Why (SO4)^2- does not create 4 double bonds

Question

I looked this question up and still couldn't understand. Why, in $\ce{SO4^2-}$ don't the 4 oxygens create double bonds.

In that case the all the oxygens will have 0 formal charge while the sulfur will have -2.

In what I've seen only 2 oxygens create double bonds making the sulfur have no formal charge, 2 oxygens have -1 formal charge and 2 others no formal charge.

When comparing formal charge of -2 on the sulfur, it is indeed less stable than no formal charge at all, and that is why it should be the most common resonance structure. But everywhere I looked that was not the case, $\ce{SO4^2-}$ only created 2 double bonds and I cant understand why. Cant the oxygens create coordination bonds with the sulfur?

Answer 1

What you have seen is not an accurate depiction of the bonding situation according to the currently accepted theory. The correct structure of sulphate, shown below, has exactly zero double bonds. Martin performed a calculation on the closely related sulphite ion (in which there is one less oxygen leading to a lone pair on sulphur) which shows zero π-type bonding orbitals. Unfortunately, I found no calculation of sulphate’s structure in a quick search but rest assured that it will be the logical extension of sulphite.

In this structure, sulphur is surrounded by exactly eight valence electrons as predicted by the octet rule. If you come across any depiction of a main-group compound in which an atom has more electrons in its vicinity than the octet rule allows, chances are this depiction is either simplifying (for example: drawing a 4-electron-3-centre bond as if it were two single bonds), an unstable reaction intermediate or outright incorrect.

Sulphur cannot form more than four traditional 2-electron-2-centre bonds (double bonds counting as two bonds, triple bonds as three bonds) due to a lack of available orbitals. On a very basic, general and simplified level, such a (localised) 2e2c bond is formed when an orbital of each atom overlap, resulting in a bonding and an antibonding orbital. Sulphur only has four such orbitals available (one 3s and three 3p) for bonding, so any electron exceeding the first eight would have to be placed in an antibonding orbital – but that would cause a decrease in bond order rather than an increase.

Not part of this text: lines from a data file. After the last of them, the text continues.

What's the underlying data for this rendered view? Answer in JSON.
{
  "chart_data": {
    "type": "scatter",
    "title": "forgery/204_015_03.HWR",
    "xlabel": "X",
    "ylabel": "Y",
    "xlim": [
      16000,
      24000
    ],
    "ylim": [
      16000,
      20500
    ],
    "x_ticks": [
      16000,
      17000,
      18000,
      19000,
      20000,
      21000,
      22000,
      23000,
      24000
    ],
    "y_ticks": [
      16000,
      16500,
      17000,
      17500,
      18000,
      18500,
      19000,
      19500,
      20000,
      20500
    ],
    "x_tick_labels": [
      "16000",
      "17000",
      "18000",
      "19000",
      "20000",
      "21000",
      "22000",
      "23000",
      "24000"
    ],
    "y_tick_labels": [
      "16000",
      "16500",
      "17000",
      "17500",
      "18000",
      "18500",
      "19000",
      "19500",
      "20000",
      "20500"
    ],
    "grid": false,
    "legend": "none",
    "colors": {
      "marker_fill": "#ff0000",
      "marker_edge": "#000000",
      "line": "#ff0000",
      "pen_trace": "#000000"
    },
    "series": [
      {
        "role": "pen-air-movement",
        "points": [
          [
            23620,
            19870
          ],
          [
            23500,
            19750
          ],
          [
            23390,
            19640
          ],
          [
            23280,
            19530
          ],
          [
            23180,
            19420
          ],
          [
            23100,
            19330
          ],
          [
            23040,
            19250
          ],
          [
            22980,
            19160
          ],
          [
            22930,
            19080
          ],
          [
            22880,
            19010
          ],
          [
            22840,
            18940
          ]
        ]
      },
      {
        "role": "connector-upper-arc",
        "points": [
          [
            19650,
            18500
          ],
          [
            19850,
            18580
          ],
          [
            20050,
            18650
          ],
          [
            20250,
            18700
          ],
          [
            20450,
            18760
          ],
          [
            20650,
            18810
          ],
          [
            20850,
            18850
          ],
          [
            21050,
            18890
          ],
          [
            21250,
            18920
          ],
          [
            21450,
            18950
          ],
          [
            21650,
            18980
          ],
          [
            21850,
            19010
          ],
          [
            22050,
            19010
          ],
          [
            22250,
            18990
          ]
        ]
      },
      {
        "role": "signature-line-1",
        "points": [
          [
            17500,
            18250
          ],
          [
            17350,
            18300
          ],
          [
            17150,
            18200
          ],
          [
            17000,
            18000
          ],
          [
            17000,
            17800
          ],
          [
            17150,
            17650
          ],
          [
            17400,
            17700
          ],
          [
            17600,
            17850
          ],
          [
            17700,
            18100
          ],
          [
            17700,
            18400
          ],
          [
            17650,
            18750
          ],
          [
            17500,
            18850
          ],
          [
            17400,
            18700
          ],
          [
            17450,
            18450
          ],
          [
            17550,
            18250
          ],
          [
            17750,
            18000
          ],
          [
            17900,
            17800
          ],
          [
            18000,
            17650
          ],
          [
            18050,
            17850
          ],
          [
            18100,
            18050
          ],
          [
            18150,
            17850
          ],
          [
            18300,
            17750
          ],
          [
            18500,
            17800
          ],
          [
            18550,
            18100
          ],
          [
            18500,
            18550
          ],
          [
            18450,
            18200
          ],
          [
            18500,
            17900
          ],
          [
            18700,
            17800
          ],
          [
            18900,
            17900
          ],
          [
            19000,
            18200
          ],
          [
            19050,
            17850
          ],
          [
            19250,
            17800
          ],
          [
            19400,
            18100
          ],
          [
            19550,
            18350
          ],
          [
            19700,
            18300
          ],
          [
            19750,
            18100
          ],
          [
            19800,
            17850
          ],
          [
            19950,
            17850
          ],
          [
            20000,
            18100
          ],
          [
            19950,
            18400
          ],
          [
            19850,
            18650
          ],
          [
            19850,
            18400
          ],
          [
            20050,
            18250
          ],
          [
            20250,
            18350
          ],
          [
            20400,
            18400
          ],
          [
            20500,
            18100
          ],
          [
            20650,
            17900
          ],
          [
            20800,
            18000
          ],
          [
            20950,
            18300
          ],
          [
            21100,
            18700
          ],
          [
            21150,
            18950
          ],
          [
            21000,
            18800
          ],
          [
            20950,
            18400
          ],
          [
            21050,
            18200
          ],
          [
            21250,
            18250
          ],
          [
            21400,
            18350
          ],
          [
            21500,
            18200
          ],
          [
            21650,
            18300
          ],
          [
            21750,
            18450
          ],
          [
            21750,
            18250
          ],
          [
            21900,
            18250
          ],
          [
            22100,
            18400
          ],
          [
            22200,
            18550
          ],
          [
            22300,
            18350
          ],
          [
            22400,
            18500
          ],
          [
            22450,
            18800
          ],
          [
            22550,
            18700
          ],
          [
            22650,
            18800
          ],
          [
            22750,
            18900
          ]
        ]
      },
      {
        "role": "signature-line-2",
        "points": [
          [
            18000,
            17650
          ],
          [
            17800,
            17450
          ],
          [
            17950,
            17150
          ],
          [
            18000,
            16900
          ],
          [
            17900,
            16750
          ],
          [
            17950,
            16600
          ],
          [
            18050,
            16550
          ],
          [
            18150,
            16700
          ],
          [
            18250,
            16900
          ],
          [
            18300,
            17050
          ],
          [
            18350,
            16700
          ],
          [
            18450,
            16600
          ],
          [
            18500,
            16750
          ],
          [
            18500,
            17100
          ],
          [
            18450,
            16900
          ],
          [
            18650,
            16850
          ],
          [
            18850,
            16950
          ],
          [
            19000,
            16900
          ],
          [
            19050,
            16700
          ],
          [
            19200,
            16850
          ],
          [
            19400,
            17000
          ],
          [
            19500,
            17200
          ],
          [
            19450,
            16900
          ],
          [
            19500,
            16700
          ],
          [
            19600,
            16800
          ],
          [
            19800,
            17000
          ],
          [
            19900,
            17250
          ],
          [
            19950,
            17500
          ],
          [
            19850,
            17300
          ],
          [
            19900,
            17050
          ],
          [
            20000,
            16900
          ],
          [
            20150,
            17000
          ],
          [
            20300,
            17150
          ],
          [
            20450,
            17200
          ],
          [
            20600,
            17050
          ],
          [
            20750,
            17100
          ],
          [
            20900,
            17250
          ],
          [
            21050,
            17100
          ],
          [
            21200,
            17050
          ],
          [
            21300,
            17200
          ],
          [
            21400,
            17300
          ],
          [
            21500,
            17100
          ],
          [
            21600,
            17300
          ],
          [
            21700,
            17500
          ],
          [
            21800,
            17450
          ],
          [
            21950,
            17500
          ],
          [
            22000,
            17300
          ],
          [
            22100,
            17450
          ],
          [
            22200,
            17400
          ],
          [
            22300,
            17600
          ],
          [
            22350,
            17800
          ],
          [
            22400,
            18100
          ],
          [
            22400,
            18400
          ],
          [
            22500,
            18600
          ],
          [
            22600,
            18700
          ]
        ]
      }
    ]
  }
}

Historically, the depiction of sulphate that you gave was ‘explained’ by sulphur using its 3d orbitals for bonding. These orbitals are virtual (unoccupied) but do exist mathematically. However, their energy is too high for any meaningful bond to be formed. It can be calculated (and has been, somewhere on this site that I cannot locate at the moment) that the participation of d orbitals in such compounds is very low – certainly far lower than an $\mathrm{sp^3d}$ or even $\mathrm{sp^3d^2}$ hybrid orbital would require. Thus, it is best that the idea of double bonds in sulphate be purged from the textbooks yesterday.

Answer 2

The sulfate ion is derived from the sulfuric acid molecule:

When it undergoes chemical reactions, it typically donates both hydrogens as $\ce{H+}$ ions. This leaves behind the sulfate ion: $$\ce{H2SO4 -> 2H+ + SO4^2-}$$ When the $\ce{H^+}$ ion departs, it leaves its electron behind, so it has to go somewhere (it remains with the $\ce{O}$ atom).

Hypothetically if $\ce{SO4}$ existed, with all $\ce{O}$ atoms double-bonded to the $\ce{S}$, then the sulfur would have a total of 16 electrons in its valence shell, which would make it more unstable. But the main reason is that sulfur only has 6 valence electrons in the first place, so it can only form up to 6 covalent bonds. This gives it a total of 12 valence electrons.

In formal charge theory, the idea is indeed to try to keep individual FCs as close to zero as possible, but also to break the octet rule as little as possible. The sulfate ion is very stable: just because something is an ion does not mean it is unstable. In fact, it often is much more stable than uncharged molecules.